Today I find that I'm in good company since Ezra Klein, Steve Benen and Jonathan Chait all agree with me.

But Klein uses the moment to throw out a response to his own version of an interesting question: "What could Obama have done?"

I’ve spent a lot of time thinking about ways in which the past few years could have gone differently. I’ve even come up with a few. But none of them lead to dramatically better outcomes today.

...I’ve never been able to come up with a realistic scenario in which a lot more got done, the economy is in much better shape, and the president is dramatically more popular today...

Indeed, if you had taken me aside in 2008 and sketched out the first three years of Obama’s presidency, I would have thought you were being overoptimistic: an $800 billion stimulus package — recall that people were only talking in the $200-$300 billion range back then — followed by near-universal health-care reform, followed by financial regulation, followed by another stimulus (in the 2010 tax deal), followed by the repeal of “don’t ask, don’t tell,” followed by the killing of Osama bin Laden and the apparent ousting of Moammar Gaddafi? There was no way. And yet all that did get done.
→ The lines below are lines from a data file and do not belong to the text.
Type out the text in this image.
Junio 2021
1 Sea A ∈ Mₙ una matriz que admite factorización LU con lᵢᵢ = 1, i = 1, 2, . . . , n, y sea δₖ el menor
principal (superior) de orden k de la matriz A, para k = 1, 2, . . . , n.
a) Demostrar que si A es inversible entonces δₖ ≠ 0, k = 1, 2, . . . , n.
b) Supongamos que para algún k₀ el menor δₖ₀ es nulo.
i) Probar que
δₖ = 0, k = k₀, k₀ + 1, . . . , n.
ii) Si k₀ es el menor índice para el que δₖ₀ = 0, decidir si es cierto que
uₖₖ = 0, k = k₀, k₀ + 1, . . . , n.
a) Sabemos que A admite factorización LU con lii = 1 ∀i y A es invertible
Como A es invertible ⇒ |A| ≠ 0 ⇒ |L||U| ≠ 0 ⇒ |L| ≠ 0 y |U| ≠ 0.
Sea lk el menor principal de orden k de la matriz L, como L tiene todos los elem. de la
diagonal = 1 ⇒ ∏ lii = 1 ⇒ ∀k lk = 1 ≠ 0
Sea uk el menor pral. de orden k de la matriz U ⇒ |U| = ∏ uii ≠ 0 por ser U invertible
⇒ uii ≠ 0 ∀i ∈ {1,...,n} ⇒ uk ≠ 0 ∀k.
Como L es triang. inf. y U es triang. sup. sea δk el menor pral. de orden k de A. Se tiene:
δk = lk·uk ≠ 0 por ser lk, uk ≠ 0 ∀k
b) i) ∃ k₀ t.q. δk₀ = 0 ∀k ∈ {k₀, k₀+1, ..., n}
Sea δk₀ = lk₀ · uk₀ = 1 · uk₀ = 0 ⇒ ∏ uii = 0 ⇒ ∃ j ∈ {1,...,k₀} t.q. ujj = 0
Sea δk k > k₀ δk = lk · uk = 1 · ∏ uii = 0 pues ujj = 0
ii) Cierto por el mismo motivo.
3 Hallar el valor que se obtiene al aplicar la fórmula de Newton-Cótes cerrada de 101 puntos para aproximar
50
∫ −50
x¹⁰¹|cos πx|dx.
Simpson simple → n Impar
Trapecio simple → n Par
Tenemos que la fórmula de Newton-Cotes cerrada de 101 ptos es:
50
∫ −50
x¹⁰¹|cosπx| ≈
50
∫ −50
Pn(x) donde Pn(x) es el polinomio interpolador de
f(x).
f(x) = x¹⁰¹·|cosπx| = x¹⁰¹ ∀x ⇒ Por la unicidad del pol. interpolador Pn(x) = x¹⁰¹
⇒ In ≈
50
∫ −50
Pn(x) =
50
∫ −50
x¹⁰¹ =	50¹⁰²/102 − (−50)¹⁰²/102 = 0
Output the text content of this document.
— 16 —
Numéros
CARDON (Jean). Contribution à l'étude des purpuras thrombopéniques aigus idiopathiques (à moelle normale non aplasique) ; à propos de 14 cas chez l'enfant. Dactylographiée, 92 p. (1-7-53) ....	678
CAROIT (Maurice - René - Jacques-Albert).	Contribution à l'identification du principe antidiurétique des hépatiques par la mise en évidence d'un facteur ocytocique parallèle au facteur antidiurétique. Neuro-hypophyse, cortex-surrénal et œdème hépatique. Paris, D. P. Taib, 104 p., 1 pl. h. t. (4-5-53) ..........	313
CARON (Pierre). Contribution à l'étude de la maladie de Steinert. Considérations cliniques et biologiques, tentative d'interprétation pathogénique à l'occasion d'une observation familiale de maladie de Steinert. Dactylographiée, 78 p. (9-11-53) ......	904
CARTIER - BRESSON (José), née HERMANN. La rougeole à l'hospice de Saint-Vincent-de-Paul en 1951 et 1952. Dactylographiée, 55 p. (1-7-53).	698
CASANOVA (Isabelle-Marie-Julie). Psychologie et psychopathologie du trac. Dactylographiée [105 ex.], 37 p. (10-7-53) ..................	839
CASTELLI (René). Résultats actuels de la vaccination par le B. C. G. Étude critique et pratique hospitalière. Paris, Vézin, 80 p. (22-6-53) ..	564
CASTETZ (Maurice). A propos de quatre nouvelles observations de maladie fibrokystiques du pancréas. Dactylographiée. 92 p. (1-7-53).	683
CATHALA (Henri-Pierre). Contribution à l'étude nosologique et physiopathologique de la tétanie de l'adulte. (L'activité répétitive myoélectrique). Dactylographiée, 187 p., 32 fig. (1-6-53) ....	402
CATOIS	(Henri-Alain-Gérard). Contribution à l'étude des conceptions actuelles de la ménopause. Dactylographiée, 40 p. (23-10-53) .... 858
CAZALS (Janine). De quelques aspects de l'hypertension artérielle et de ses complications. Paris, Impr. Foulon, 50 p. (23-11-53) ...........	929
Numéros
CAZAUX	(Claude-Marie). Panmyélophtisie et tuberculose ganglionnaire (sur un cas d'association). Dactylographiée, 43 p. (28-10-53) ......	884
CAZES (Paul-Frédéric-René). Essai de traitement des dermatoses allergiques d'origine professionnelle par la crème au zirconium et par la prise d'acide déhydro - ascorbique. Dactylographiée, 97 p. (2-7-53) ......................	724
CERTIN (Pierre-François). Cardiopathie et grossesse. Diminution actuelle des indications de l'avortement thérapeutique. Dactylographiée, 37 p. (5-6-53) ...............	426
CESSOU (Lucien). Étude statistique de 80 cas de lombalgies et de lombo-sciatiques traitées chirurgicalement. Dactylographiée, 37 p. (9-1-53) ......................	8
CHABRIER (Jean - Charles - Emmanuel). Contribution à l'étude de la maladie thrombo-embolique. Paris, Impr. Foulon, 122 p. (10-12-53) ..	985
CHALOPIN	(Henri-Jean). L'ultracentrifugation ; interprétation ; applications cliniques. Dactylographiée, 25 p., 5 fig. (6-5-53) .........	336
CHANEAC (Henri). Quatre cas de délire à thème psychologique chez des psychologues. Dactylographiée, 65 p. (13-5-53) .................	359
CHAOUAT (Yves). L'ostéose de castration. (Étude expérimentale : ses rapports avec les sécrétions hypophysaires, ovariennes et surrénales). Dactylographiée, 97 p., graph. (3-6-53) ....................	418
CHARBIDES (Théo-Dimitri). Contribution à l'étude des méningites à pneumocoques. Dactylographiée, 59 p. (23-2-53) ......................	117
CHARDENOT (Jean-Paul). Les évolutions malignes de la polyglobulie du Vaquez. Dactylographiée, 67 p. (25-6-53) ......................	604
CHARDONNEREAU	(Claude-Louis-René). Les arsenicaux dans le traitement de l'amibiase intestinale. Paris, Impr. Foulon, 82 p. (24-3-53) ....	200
I'd also second what Benen added:

Agreed. On the accomplishment front, if you’d told me in December 2008 that Barack Obama, after 32 months in office, would accomplish all of the things Ezra mentioned — along with New START, auto-industry rescue, student loans, food safety, etc. — I would have been skeptical. It generally takes presidents two terms to put together that many accomplishments. Indeed, most presidents leave office with far fewer landmark achievements. The notion that Obama would do all of this in 32 months would have seemed fanciful, and yet, here we are.

Yes...here we are indeed. Up until the last few days when we've had good news coming out of Libya, its been a tough couple of months. But these guys know the score and this list of accomplishments is more than any of us could have imagined or predicted.

In the end, I'll just say that I'm glad I'm not President. And I'm awfully grateful that Barack Obama is.



2 comments:

  1. Re: "If I were president:" Vacuous nonsense from folks who flunked Civics 101. Next.

    ReplyDelete
  2. That sounds about right. Unfortunately, so many people comment on politics with a knowledge that suggests they did flunk civics.